You're just about to get married and that can only mean one thing - a hen weekend! A hen party is great chance to get absolutely drunk, kill some power ballads at karaoke and enjoy some rude hen party games. One thing is for certain at a hen party, there's going to be a whole range of individuals there, here's some of the women you can expect to find at your hen party!
The Maid of Honour
This woman is your knight in your shining armour, but my god will she give you a headache! She'll constantly bombard you with daily Facebook messages, emails, WhatsApps, endless phone calls... There won't be a day that goes by where she hasn't sent you at least a 100 text messages! Cut her some slack though, it's not easy to organise a hen do, and she has taking the full burden off your shoulders, for which you should be eternally grateful.
The Golden Oldie
She's about double the age of everyone at the hen party and she hasn't been out for decades! She'll be trying her hardest to keep up with you and the rest of the girl's but will ultimately fail. But one thing is for sure, she'll be the first person busting out the Macarena and ensuring everyone is having a good time!
She rarely has a drink but when she does - you know about it! One drink and she'll be a goner! She'll spend most of the night having her head resting on the bar and then finally bundling her into the taxi at 9pm.
She's a regular office worker by day but when the sun goes down she's an uncontrollable flirt who has her eyes set on every man in sight! You can guarantee she'll be sporting every phallic shaped object imaginable. She'll be Flirting and chatting up every man in the club, no-one is safe from this man-hunter! Beware - this woman is going to cut-loose!
The Bubbly Loudmouth
She's a walking, talking, air-horn, who will be "cracking on" with every bouncer and bar tender she meets, she'll sharing her life story with the girls she meets in the toilet and will probably end the night in a fight. Although a hen party without her would be a lot quieter, she's usually the one full of great ideas and it certainly would be a lot less fun without her there, so for that we thank her!
The Old Friend From School
No-one will know who she is and she'll be practically mute, but she'll be there, lurking in the crowd. She'll occasionally chirp in with a childhood story of how the bride once kissed Joe Bloggs at lunchtime or that one time you all stayed up all night at a sleepover but other than that she'll be silent and end up disappearing into the night, never to appear again...
The Mother of the Groom
You don't want her to be there but you've politely asked her to come along and you regret that decision hugely as all the girls tell her every embarrassing and raunchy secret about you and what you and her son get up to.

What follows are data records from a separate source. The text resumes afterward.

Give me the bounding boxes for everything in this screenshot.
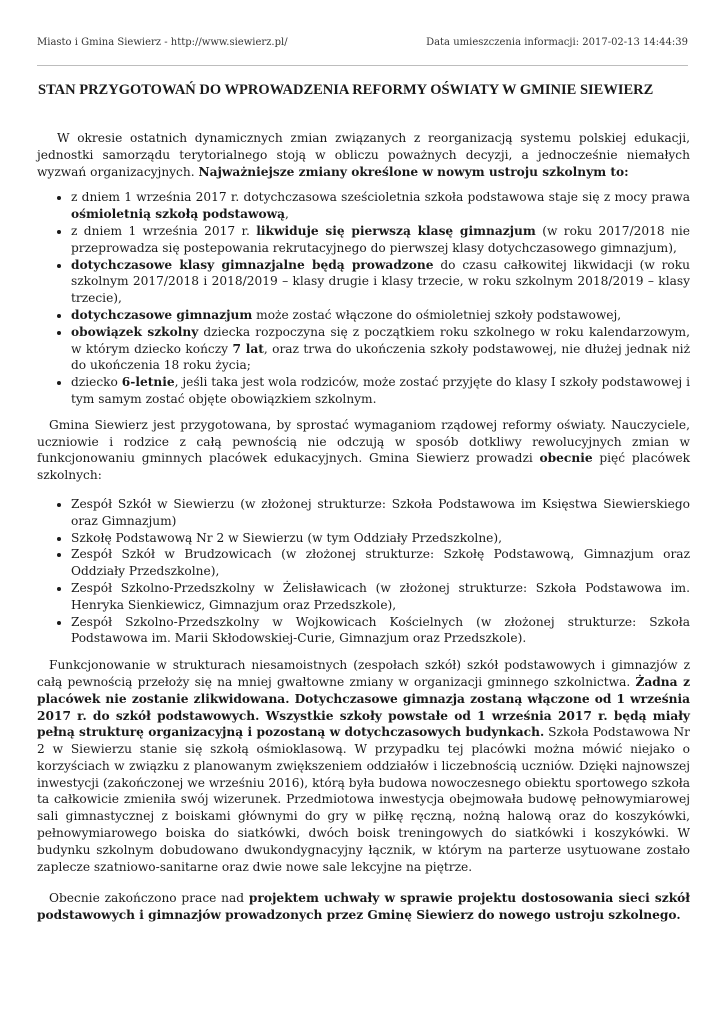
paragraph-bold: projektem uchwały w sprawie projektu dostosowania sieci szkół podstawowych i gimnazjów prowadzonych przez Gminę Siewierz do nowego ustroju szkolnego.: [37, 891, 690, 923]
list-item: [71, 189, 690, 223]
item-bold: ośmioletnią szkołą podstawową: [71, 207, 286, 222]
list-item: • Zespół Szkół w Siewierzu (w złożonej strukturze: Szkoła Podstawowa im Księstwa Siewierskiego oraz Gimnazjum): [71, 496, 690, 530]
paragraph-text: pięć placówek szkolnych:: [37, 451, 690, 483]
changes-list: [37, 189, 690, 407]
item-text: dziecko: [71, 375, 122, 390]
intro-bold: Najważniejsze zmiany określone w nowym ustroju szkolnym to:: [198, 164, 629, 179]
item-text: , jeśli taka jest wola rodziców, może zostać przyjęte do klasy I szkoły podstawowej i tym samym zostać objęte obowiązkiem szkolnym.: [71, 375, 690, 406]
header-divider: [37, 65, 688, 66]
header-date: Data umieszczenia informacji: 2017-02-13 14:44:39: [426, 37, 688, 48]
list-item: • Szkołę Podstawową Nr 2 w Siewierzu (w tym Oddziały Przedszkolne),: [71, 530, 690, 547]
document-body: [37, 130, 690, 924]
paragraph-text: Funkcjonowanie w strukturach niesamoistnych (zespołach szkół) szkół podstawowych i gimnazjów z całą pewnością przełoży się na mniej gwałtowne zmiany w organizacji gminnego szkolnictwa.: [37, 658, 690, 689]
list-item: • Zespół Szkół w Brudzowicach (w złożonej strukturze: Szkołę Podstawową, Gimnazjum oraz Oddziały Przedszkolne),: [71, 546, 690, 580]
item-bold: likwiduje się pierwszą klasę gimnazjum: [256, 223, 536, 238]
paragraph-text: Gmina Siewierz jest przygotowana, by sprostać wymaganiom rządowej reformy oświaty. Nauczyciele, uczniowie i rodzice z całą pewnością nie odczują w sposób dotkliwy rewolucyjnych zmian w funkcjonowaniu gminnych placówek edukacyjnych. Gmina Siewierz prowadzi: [37, 417, 690, 466]
schools-list: [37, 496, 690, 647]
item-text: ,: [285, 207, 289, 222]
schools-intro-paragraph: [37, 417, 690, 484]
list-item: [71, 307, 690, 324]
intro-paragraph: [37, 130, 690, 180]
document-title: STAN PRZYGOTOWAŃ DO WPROWADZENIA REFORMY OŚWIATY W GMINIE SIEWIERZ: [38, 82, 654, 98]
item-text: może zostać włączone do ośmioletniej szkoły podstawowej,: [252, 307, 622, 322]
header-source: Miasto i Gmina Siewierz - http://www.siewierz.pl/: [37, 37, 288, 48]
paragraph-text: Szkoła Podstawowa Nr 2 w Siewierzu stanie się szkołą ośmioklasową. W przypadku tej placówki można mówić niejako o korzyściach w związku z planowanym zwiększeniem oddziałów i liczebnością uczniów. Dzięki najnowszej inwestycji (zakończonej we wrześniu 2016), którą była budowa nowoczesnego obiektu sportowego szkoła ta całkowicie zmieniła swój wizerunek. Przedmiotowa inwestycja obejmowała budowę pełnowymiarowej sali gimnastycznej z boiskami głównymi do gry w piłkę ręczną, nożną halową oraz do koszykówki, pełnowymiarowego boiska do siatkówki, dwóch boisk treningowych do siatkówki i koszykówki. W budynku szkolnym dobudowano dwukondygnacyjny łącznik, w którym na parterze usytuowane zostało zaplecze szatniowo-sanitarne oraz dwie nowe sale lekcyjne na piętrze.: [37, 725, 690, 874]
item-text: dziecka rozpoczyna się z początkiem roku szkolnego w roku kalendarzowym, w którym dziecko kończy: [71, 324, 690, 356]
intro-text: W okresie ostatnich dynamicznych zmian związanych z reorganizacją systemu polskiej edukacji, jednostki samorządu terytorialnego stoją w obliczu poważnych decyzji, a jednocześnie niemałych wyzwań organizacyjnych.: [37, 131, 690, 179]
item-bold: dotychczasowe klasy gimnazjalne będą prowadzone: [71, 257, 434, 272]
list-item: [71, 324, 690, 374]
item-text: z dniem 1 września 2017 r.: [71, 223, 257, 238]
item-text: , oraz trwa do ukończenia szkoły podstawowej, nie dłużej jednak niż do ukończenia 18 roku życia;: [71, 341, 690, 373]
item-text: z dniem 1 września 2017 r. dotychczasowa sześcioletnia szkoła podstawowa staje się z mocy prawa: [71, 190, 690, 205]
resolution-paragraph: [37, 890, 690, 924]
item-text: (w roku 2017/2018 nie przeprowadza się postepowania rekrutacyjnego do pierwszej klasy dotychczasowego gimnazjum),: [71, 223, 690, 255]
list-item: [71, 374, 690, 408]
item-bold: dotychczasowe gimnazjum: [71, 307, 253, 322]
page-header: [37, 37, 688, 51]
paragraph-bold: obecnie: [539, 451, 593, 466]
paragraph-bold: Żadna z placówek nie zostanie zlikwidowana. Dotychczasowe gimnazja zostaną włączone od 1 września 2017 r. do szkół podstawowych. Wszystkie szkoły powstałe od 1 września 2017 r. będą miały pełną strukturę organizacyjną i pozostaną w dotychczasowych budynkach.: [37, 674, 690, 740]
paragraph-text: Obecnie zakończono prace nad: [49, 891, 249, 906]
item-bold: 7 lat: [232, 341, 264, 356]
structure-paragraph: [37, 657, 690, 875]
item-text: do czasu całkowitej likwidacji (w roku szkolnym 2017/2018 i 2018/2019 – klasy drugie i klasy trzecie, w roku szkolnym 2018/2019 – klasy trzecie),: [71, 257, 690, 306]
list-item: • Zespół Szkolno-Przedszkolny w Wojkowicach Kościelnych (w złożonej strukturze: Szkoła Podstawowa im. Marii Skłodowskiej-Curie, Gimnazjum oraz Przedszkole).: [71, 614, 690, 648]
list-item: • Zespół Szkolno-Przedszkolny w Żelisławicach (w złożonej strukturze: Szkoła Podstawowa im. Henryka Sienkiewicz, Gimnazjum oraz Przedszkole),: [71, 580, 690, 614]
list-item: [71, 223, 690, 257]
list-item: [71, 257, 690, 307]
item-bold: obowiązek szkolny: [71, 324, 199, 339]
item-bold: 6-letnie: [121, 375, 175, 390]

But as the night goes on and after a few cocktails, she'll ends up spilling some gossip about your husband so inviting her to the party isn't too bad after all!
The Emotional Single
A hen party can be an emotional roller-coaster if you're single lady - you're finally getting married and starting a beautiful journey with your fiancé, whereas the only relationship this woman has is with Netflix. She is going to be a giant sob fest. But, stay strong single ladies of the hen weekend - one day you'll find your prince charming and you'll have your very own hen weekend thrown for you!
The Party Animal
This woman will ensure the hen party is absolutely carnage! She'll be force feeding you shots and making you all chug your drinks! You'll hope that towards the end of the night she'll mellow down but this boozehound can keep going all night and you're all along for the ride! Her motto is "It's not a good night out unless you end the night getting arrested". Although without her the hen weekend would be a lot calmer, the memories would never be the same without her!